An Overview Of 3 Types Of Car Tyres
There are a number of factors to take into consideration when selecting new tyres for your car including driving conditions, vehicle use and budget. Your tyres can impact fuel efficiency and road handling, so having an understanding of the benefits of each type of tyre can help you get the most out of your driving experience. Here's an overview of the three main types of car tyres for you to consider.
Made of soft rubber compounds that enable great grip on the ground and steering stability even when driving at speed, summer tyres are designed to work best when the temperature is above freezing. They perform well on dry and wet roads, and due to having minimal tread block patterns, they are relatively quiet even when driving on uneven road surfaces. Additionally, summer tyres have minimal elasticity, which makes them a great choice for fuel economy. These tyres can be used year-round in areas that experience a moderate winter where temperatures don't generally fall below freezing.

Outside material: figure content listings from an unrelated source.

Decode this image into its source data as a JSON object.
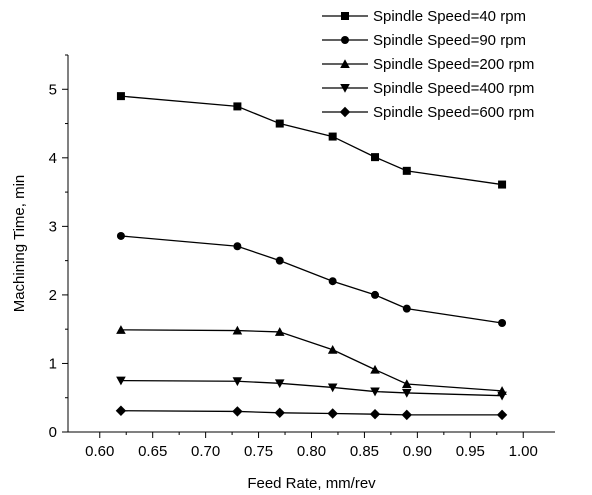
{
  "chart_data": {
    "type": "line",
    "title": "",
    "xlabel": "Feed Rate, mm/rev",
    "ylabel": "Machining Time, min",
    "xlim": [
      0.57,
      1.03
    ],
    "ylim": [
      0,
      5.5
    ],
    "xticks": [
      0.6,
      0.65,
      0.7,
      0.75,
      0.8,
      0.85,
      0.9,
      0.95,
      1.0
    ],
    "xtick_labels": [
      "0.60",
      "0.65",
      "0.70",
      "0.75",
      "0.80",
      "0.85",
      "0.90",
      "0.95",
      "1.00"
    ],
    "yticks": [
      0,
      1,
      2,
      3,
      4,
      5
    ],
    "ytick_labels": [
      "0",
      "1",
      "2",
      "3",
      "4",
      "5"
    ],
    "x": [
      0.62,
      0.73,
      0.77,
      0.82,
      0.86,
      0.89,
      0.98
    ],
    "legend_position": "top-right",
    "grid": false,
    "series": [
      {
        "name": "Spindle Speed=40 rpm",
        "marker": "square",
        "values": [
          4.9,
          4.75,
          4.5,
          4.31,
          4.01,
          3.81,
          3.61
        ]
      },
      {
        "name": "Spindle Speed=90 rpm",
        "marker": "circle",
        "values": [
          2.86,
          2.71,
          2.5,
          2.2,
          2.0,
          1.8,
          1.59
        ]
      },
      {
        "name": "Spindle Speed=200 rpm",
        "marker": "triangle-up",
        "values": [
          1.49,
          1.48,
          1.46,
          1.2,
          0.91,
          0.7,
          0.6
        ]
      },
      {
        "name": "Spindle Speed=400 rpm",
        "marker": "triangle-down",
        "values": [
          0.75,
          0.74,
          0.71,
          0.65,
          0.59,
          0.57,
          0.53
        ]
      },
      {
        "name": "Spindle Speed=600 rpm",
        "marker": "diamond",
        "values": [
          0.31,
          0.3,
          0.28,
          0.27,
          0.26,
          0.25,
          0.25
        ]
      }
    ]
  }
}
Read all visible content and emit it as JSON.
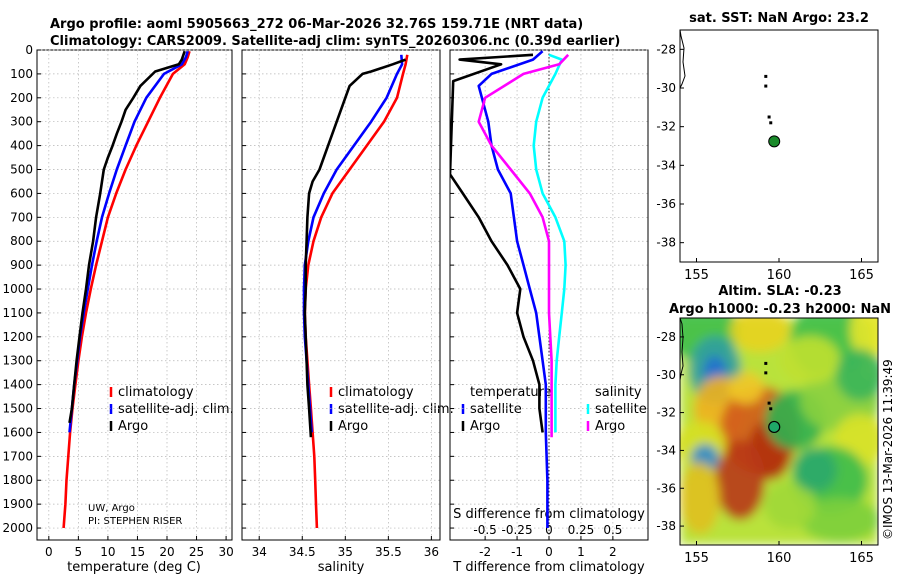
{
  "header": {
    "line1": "Argo profile: aoml 5905663_272 06-Mar-2026 32.76S 159.71E (NRT data)",
    "line2": "Climatology: CARS2009. Satellite-adj clim: synTS_20260306.nc (0.39d earlier)"
  },
  "credits": {
    "institution": "UW, Argo",
    "pi": "PI: STEPHEN RISER"
  },
  "watermark": "©IMOS 13-Mar-2026 11:39:49",
  "colors": {
    "climatology": "#ff0000",
    "satellite": "#0000ff",
    "argo": "#000000",
    "sat_salinity": "#00ffff",
    "argo_salinity": "#ff00ff"
  },
  "chart_data": [
    {
      "id": "temperature",
      "type": "line",
      "xlabel": "temperature (deg C)",
      "xlim": [
        -2,
        31
      ],
      "xticks": [
        0,
        5,
        10,
        15,
        20,
        25,
        30
      ],
      "ylim": [
        2050,
        0
      ],
      "yticks": [
        0,
        100,
        200,
        300,
        400,
        500,
        600,
        700,
        800,
        900,
        1000,
        1100,
        1200,
        1300,
        1400,
        1500,
        1600,
        1700,
        1800,
        1900,
        2000
      ],
      "legend": {
        "position": "lower-center",
        "entries": [
          "climatology",
          "satellite-adj. clim.",
          "Argo"
        ]
      },
      "series": [
        {
          "name": "climatology",
          "color": "#ff0000",
          "points": [
            [
              23.8,
              5
            ],
            [
              23.5,
              30
            ],
            [
              23,
              60
            ],
            [
              21,
              100
            ],
            [
              18.8,
              200
            ],
            [
              16.8,
              300
            ],
            [
              14.8,
              400
            ],
            [
              13,
              500
            ],
            [
              11.4,
              600
            ],
            [
              10,
              700
            ],
            [
              9,
              800
            ],
            [
              8,
              900
            ],
            [
              7.1,
              1000
            ],
            [
              6.3,
              1100
            ],
            [
              5.6,
              1200
            ],
            [
              5,
              1300
            ],
            [
              4.5,
              1400
            ],
            [
              4,
              1500
            ],
            [
              3.6,
              1600
            ],
            [
              3.3,
              1700
            ],
            [
              3,
              1800
            ],
            [
              2.8,
              1900
            ],
            [
              2.5,
              2000
            ]
          ]
        },
        {
          "name": "satellite-adj. clim.",
          "color": "#0000ff",
          "points": [
            [
              23.5,
              5
            ],
            [
              23.2,
              30
            ],
            [
              22.5,
              60
            ],
            [
              19.5,
              100
            ],
            [
              16.5,
              200
            ],
            [
              14.5,
              300
            ],
            [
              13,
              400
            ],
            [
              11.5,
              500
            ],
            [
              10.2,
              600
            ],
            [
              9,
              700
            ],
            [
              8.1,
              800
            ],
            [
              7.3,
              900
            ],
            [
              6.6,
              1000
            ],
            [
              5.9,
              1100
            ],
            [
              5.3,
              1200
            ],
            [
              4.8,
              1300
            ],
            [
              4.3,
              1400
            ],
            [
              3.9,
              1500
            ],
            [
              3.5,
              1600
            ]
          ]
        },
        {
          "name": "Argo",
          "color": "#000000",
          "points": [
            [
              23,
              5
            ],
            [
              22.5,
              40
            ],
            [
              22,
              60
            ],
            [
              18,
              90
            ],
            [
              15.5,
              150
            ],
            [
              14.3,
              200
            ],
            [
              13,
              250
            ],
            [
              12.3,
              300
            ],
            [
              11.5,
              350
            ],
            [
              10.8,
              400
            ],
            [
              10,
              450
            ],
            [
              9.3,
              500
            ],
            [
              8.7,
              600
            ],
            [
              8,
              700
            ],
            [
              7.5,
              800
            ],
            [
              6.8,
              900
            ],
            [
              6.3,
              1000
            ],
            [
              5.7,
              1100
            ],
            [
              5.2,
              1200
            ],
            [
              4.7,
              1300
            ],
            [
              4.3,
              1400
            ],
            [
              3.9,
              1500
            ],
            [
              3.5,
              1560
            ]
          ]
        }
      ]
    },
    {
      "id": "salinity",
      "type": "line",
      "xlabel": "salinity",
      "xlim": [
        33.8,
        36.1
      ],
      "xticks": [
        34,
        34.5,
        35,
        35.5,
        36
      ],
      "ylim": [
        2050,
        0
      ],
      "legend": {
        "position": "lower-center",
        "entries": [
          "climatology",
          "satellite-adj. clim.",
          "Argo"
        ]
      },
      "series": [
        {
          "name": "climatology",
          "color": "#ff0000",
          "points": [
            [
              35.72,
              20
            ],
            [
              35.7,
              60
            ],
            [
              35.67,
              100
            ],
            [
              35.6,
              200
            ],
            [
              35.45,
              300
            ],
            [
              35.25,
              400
            ],
            [
              35.05,
              500
            ],
            [
              34.85,
              600
            ],
            [
              34.72,
              700
            ],
            [
              34.63,
              800
            ],
            [
              34.57,
              900
            ],
            [
              34.54,
              1000
            ],
            [
              34.53,
              1100
            ],
            [
              34.54,
              1200
            ],
            [
              34.56,
              1300
            ],
            [
              34.58,
              1400
            ],
            [
              34.6,
              1500
            ],
            [
              34.62,
              1600
            ],
            [
              34.64,
              1700
            ],
            [
              34.65,
              1800
            ],
            [
              34.66,
              1900
            ],
            [
              34.67,
              2000
            ]
          ]
        },
        {
          "name": "satellite-adj. clim.",
          "color": "#0000ff",
          "points": [
            [
              35.65,
              20
            ],
            [
              35.66,
              60
            ],
            [
              35.6,
              100
            ],
            [
              35.48,
              200
            ],
            [
              35.3,
              300
            ],
            [
              35.1,
              400
            ],
            [
              34.9,
              500
            ],
            [
              34.75,
              600
            ],
            [
              34.63,
              700
            ],
            [
              34.57,
              800
            ],
            [
              34.53,
              900
            ],
            [
              34.52,
              1000
            ],
            [
              34.52,
              1100
            ],
            [
              34.53,
              1200
            ],
            [
              34.55,
              1300
            ],
            [
              34.57,
              1400
            ],
            [
              34.59,
              1500
            ],
            [
              34.61,
              1600
            ]
          ]
        },
        {
          "name": "Argo",
          "color": "#000000",
          "points": [
            [
              35.7,
              40
            ],
            [
              35.55,
              60
            ],
            [
              35.3,
              90
            ],
            [
              35.2,
              100
            ],
            [
              35.05,
              150
            ],
            [
              35,
              200
            ],
            [
              34.9,
              300
            ],
            [
              34.8,
              400
            ],
            [
              34.7,
              500
            ],
            [
              34.62,
              550
            ],
            [
              34.58,
              600
            ],
            [
              34.56,
              700
            ],
            [
              34.55,
              800
            ],
            [
              34.54,
              900
            ],
            [
              34.54,
              1000
            ],
            [
              34.53,
              1100
            ],
            [
              34.54,
              1200
            ],
            [
              34.55,
              1300
            ],
            [
              34.56,
              1400
            ],
            [
              34.58,
              1500
            ],
            [
              34.6,
              1620
            ]
          ]
        }
      ]
    },
    {
      "id": "difference",
      "type": "line",
      "xlabel": "T difference from climatology",
      "x2label": "S difference from climatology",
      "xlim": [
        -3.1,
        3.1
      ],
      "xticks": [
        -2,
        -1,
        0,
        1,
        2
      ],
      "x2lim": [
        -0.775,
        0.775
      ],
      "x2ticks": [
        -0.5,
        -0.25,
        0,
        0.25,
        0.5
      ],
      "ylim": [
        2050,
        0
      ],
      "legend": {
        "position": "lower-center",
        "group_titles": [
          "temperature",
          "salinity"
        ],
        "entries": [
          "satellite",
          "Argo",
          "satellite",
          "Argo"
        ]
      },
      "series": [
        {
          "name": "satellite (temperature)",
          "color": "#0000ff",
          "axis": "T",
          "points": [
            [
              -0.2,
              5
            ],
            [
              -0.5,
              40
            ],
            [
              -1.8,
              100
            ],
            [
              -2.2,
              150
            ],
            [
              -2.1,
              200
            ],
            [
              -1.9,
              300
            ],
            [
              -1.8,
              400
            ],
            [
              -1.6,
              500
            ],
            [
              -1.2,
              600
            ],
            [
              -1.1,
              700
            ],
            [
              -1,
              800
            ],
            [
              -0.8,
              900
            ],
            [
              -0.6,
              1000
            ],
            [
              -0.4,
              1100
            ],
            [
              -0.3,
              1200
            ],
            [
              -0.2,
              1300
            ],
            [
              -0.1,
              1400
            ],
            [
              -0.1,
              1500
            ],
            [
              -0.1,
              1600
            ],
            [
              -0.05,
              1800
            ],
            [
              -0.05,
              2000
            ]
          ]
        },
        {
          "name": "Argo (temperature)",
          "color": "#000000",
          "axis": "T",
          "points": [
            [
              -0.5,
              20
            ],
            [
              -2.8,
              40
            ],
            [
              -1.5,
              60
            ],
            [
              -3,
              130
            ],
            [
              -3.1,
              520
            ],
            [
              -2.7,
              600
            ],
            [
              -2.2,
              700
            ],
            [
              -1.8,
              800
            ],
            [
              -1.3,
              900
            ],
            [
              -0.9,
              1000
            ],
            [
              -1,
              1100
            ],
            [
              -0.8,
              1200
            ],
            [
              -0.5,
              1300
            ],
            [
              -0.3,
              1400
            ],
            [
              -0.3,
              1500
            ],
            [
              -0.2,
              1600
            ]
          ]
        },
        {
          "name": "satellite (salinity)",
          "color": "#00ffff",
          "axis": "S",
          "points": [
            [
              0,
              20
            ],
            [
              0.1,
              40
            ],
            [
              0.05,
              100
            ],
            [
              -0.05,
              200
            ],
            [
              -0.1,
              300
            ],
            [
              -0.12,
              400
            ],
            [
              -0.1,
              500
            ],
            [
              -0.05,
              600
            ],
            [
              0.05,
              700
            ],
            [
              0.12,
              800
            ],
            [
              0.13,
              900
            ],
            [
              0.12,
              1000
            ],
            [
              0.1,
              1100
            ],
            [
              0.08,
              1200
            ],
            [
              0.06,
              1300
            ],
            [
              0.05,
              1400
            ],
            [
              0.05,
              1500
            ],
            [
              0.05,
              1600
            ]
          ]
        },
        {
          "name": "Argo (salinity)",
          "color": "#ff00ff",
          "axis": "S",
          "points": [
            [
              0.15,
              20
            ],
            [
              0.08,
              60
            ],
            [
              -0.2,
              100
            ],
            [
              -0.5,
              200
            ],
            [
              -0.55,
              300
            ],
            [
              -0.45,
              400
            ],
            [
              -0.3,
              500
            ],
            [
              -0.15,
              600
            ],
            [
              -0.05,
              700
            ],
            [
              0,
              800
            ],
            [
              0,
              900
            ],
            [
              0,
              1000
            ],
            [
              0,
              1100
            ],
            [
              0.01,
              1200
            ],
            [
              0.02,
              1300
            ],
            [
              0.02,
              1400
            ],
            [
              0.02,
              1500
            ],
            [
              0.02,
              1620
            ]
          ]
        }
      ]
    },
    {
      "id": "sst_map",
      "type": "scatter",
      "title": "sat. SST: NaN Argo: 23.2",
      "xlim": [
        154,
        166
      ],
      "ylim": [
        -39,
        -27
      ],
      "xticks": [
        155,
        160,
        165
      ],
      "yticks": [
        -28,
        -30,
        -32,
        -34,
        -36,
        -38
      ],
      "track": [
        [
          159.2,
          -29.4
        ],
        [
          159.2,
          -29.9
        ],
        [
          159.4,
          -31.5
        ],
        [
          159.5,
          -31.8
        ]
      ],
      "profile": [
        159.71,
        -32.76
      ]
    },
    {
      "id": "sla_map",
      "type": "heatmap",
      "title_line1": "Altim. SLA: -0.23",
      "title_line2": "Argo h1000: -0.23 h2000: NaN",
      "xlim": [
        154,
        166
      ],
      "ylim": [
        -39,
        -27
      ],
      "xticks": [
        155,
        160,
        165
      ],
      "yticks": [
        -28,
        -30,
        -32,
        -34,
        -36,
        -38
      ],
      "track": [
        [
          159.2,
          -29.4
        ],
        [
          159.2,
          -29.9
        ],
        [
          159.4,
          -31.5
        ],
        [
          159.5,
          -31.8
        ]
      ],
      "profile": [
        159.71,
        -32.76
      ]
    }
  ]
}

Winter tyres are sometimes referred to as snow tyres, but this is misleading, as they are actually designed to maximise driving performance and safety on wet or dry roads when the temperature is below freezing. The rubber compound in these tyres has a greater groove ratio than summer tyres, which improves grip and handling in winter driving conditions. Additionally, these tyres improve stopping distances in icy conditions, and your car is less likely to lose traction in wet conditions due to the design of the tread pattern, which directs water away from the tyres as they make contact with the road surface.
Run-flat tyres are similar to summer tyres, but they have an innovative design feature that allows you to continue driving your car to a garage when you get a puncture. The sidewalls of the tyre are reinforced, which helps the tyre maintain its shape and allows you to stay in control of the car and continue driving for a short distance. Run-flat tyres can't be repaired, as driving with a puncture does compromise the strength of the tyre wall, so you will have to replace the tyre any time you get a puncture.
As you can see, the type of tyres you choose for your car can affect your road safety, so discuss your options with your local tyre shop before making a purchase.